Screenwriting : Portfolio by Vikki Harris

Vikki Harris

Portfolio

If you are an unpublished/emerging screenwriter, what should be in your portfolio? If someone ask for writing samples, in addition to your portfolio, what do you give them, a few pages of your screenplay or the whole screenplay?

Maurice Vaughan

Hi, Vikki Harris. I suggest mainly having feature scripts in your portfolio if you're a feature script writer, teleplays if you're a TV writer, etc. I mainly have feature scripts and short scripts in my portfolio.

It depends on what kind of writing sample the person asks for. I've been asked to send a few pages, whole feature scripts, and short scripts.

Vikki Harris

Hi, Maurice Vaughan . Do you have the entire scripts in your portfolio?

Erik Gagnon

As a feature writer, I've had requests for all sorts of formats. The script itself, but also a one-page synopsis, ten-page synopsis, and even a pitch deck. Now when I finish a script, I prepare one of each so it's ready to send out. Your ability to condense the script into a synopsis that details plot points and character arcs works well as both a pitch and a writing sample.

Maurice Vaughan

Yeah, Vikki Harris. I also have commercial scripts, teleplays, and skits in my portfolio.

Camillia Peters

Only scripts in your portfolio that you're ready to pitch

why because of the “Premature Exposure” problem

When execs, agents, or producers browse places like Stage 32, they are not browsing casually. They are scanning for readiness signals.
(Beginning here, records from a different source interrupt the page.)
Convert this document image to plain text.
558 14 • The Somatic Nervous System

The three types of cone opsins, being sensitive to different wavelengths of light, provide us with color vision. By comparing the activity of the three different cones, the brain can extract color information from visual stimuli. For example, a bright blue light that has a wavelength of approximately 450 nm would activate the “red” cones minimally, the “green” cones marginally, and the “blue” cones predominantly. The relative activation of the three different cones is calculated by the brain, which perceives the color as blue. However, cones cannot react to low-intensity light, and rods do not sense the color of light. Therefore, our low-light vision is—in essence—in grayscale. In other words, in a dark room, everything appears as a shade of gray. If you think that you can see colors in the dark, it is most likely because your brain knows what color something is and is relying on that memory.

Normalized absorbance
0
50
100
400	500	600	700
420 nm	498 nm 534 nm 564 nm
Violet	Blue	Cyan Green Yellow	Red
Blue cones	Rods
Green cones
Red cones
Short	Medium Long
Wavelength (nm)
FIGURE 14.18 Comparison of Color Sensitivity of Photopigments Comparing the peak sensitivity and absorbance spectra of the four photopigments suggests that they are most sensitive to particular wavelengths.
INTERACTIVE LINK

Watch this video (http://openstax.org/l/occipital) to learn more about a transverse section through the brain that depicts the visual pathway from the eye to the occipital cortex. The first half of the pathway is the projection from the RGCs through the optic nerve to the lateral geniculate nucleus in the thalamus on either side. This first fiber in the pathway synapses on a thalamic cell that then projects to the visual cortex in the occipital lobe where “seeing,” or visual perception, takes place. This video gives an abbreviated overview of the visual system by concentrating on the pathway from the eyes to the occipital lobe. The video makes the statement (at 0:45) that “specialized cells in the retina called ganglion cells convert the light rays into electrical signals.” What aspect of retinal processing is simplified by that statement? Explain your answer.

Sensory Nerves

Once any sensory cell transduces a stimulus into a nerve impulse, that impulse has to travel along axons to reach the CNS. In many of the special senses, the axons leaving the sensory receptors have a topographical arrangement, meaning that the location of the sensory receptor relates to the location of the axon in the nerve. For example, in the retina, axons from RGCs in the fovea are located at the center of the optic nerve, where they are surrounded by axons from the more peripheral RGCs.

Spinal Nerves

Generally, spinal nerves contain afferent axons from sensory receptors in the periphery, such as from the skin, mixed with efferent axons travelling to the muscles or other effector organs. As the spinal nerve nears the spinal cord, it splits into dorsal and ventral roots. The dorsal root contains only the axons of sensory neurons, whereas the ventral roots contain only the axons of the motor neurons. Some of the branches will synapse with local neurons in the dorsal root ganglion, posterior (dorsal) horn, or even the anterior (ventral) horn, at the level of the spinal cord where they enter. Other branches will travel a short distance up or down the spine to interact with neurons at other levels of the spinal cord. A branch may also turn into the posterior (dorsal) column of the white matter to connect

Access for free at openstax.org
If something hooks them, the next move is immediate and procedural:

Send script

Send treatment

Send first 50 pages

Send full manuscript

Send option availability

If the reply is “still in development,” interest cools fast. Not because the concept is weak, but because industry attention runs on timing. They move to the next ready project.

You only get a first-read moment once.

You want that moment to land when you can deliver overnight, not months later.

Camillia Peters

or previous finished work

Camillia Peters

Timing Rule Used By Agents

Most lit agents follow this threshold before pitching film or publishers:

Novel at least 80 percent complete

Screenplay first draft finished

Treatment locked

Character arcs finalised

Ending structurally fixed

Not polished. But deliverable.

Until then, projects are kept in “private development.”

Camillia Peters

When people say your profile should be “profile-safe,” they mean it should show tone, voice, and capability without reading like you’re already submitting projects for greenlight.

So, think intriguing and atmospheric rather than fully packaged pitches. Enough to signal what you write and the lane you sit in, but not so complete that it triggers submission expectations.

For an amateur screenwriter, I’d keep three core things visible:

Ready pitches: short loglines or concept summaries that show range and genre focus, but not full decks or locked bibles.

Writing examples: a scene or two that reflects your voice and dialogue ability. Producers read pages more than they read claims.

Resume or background even if it’s light. Training, shorts, festival entries, writing labs, anything that shows movement and seriousness.

The goal isn’t to look finished. It’s to look promising, prepared, and easy to approach.

Too much detail can work against you if you’re not ready to send full scripts yet. You want interest, not pressure.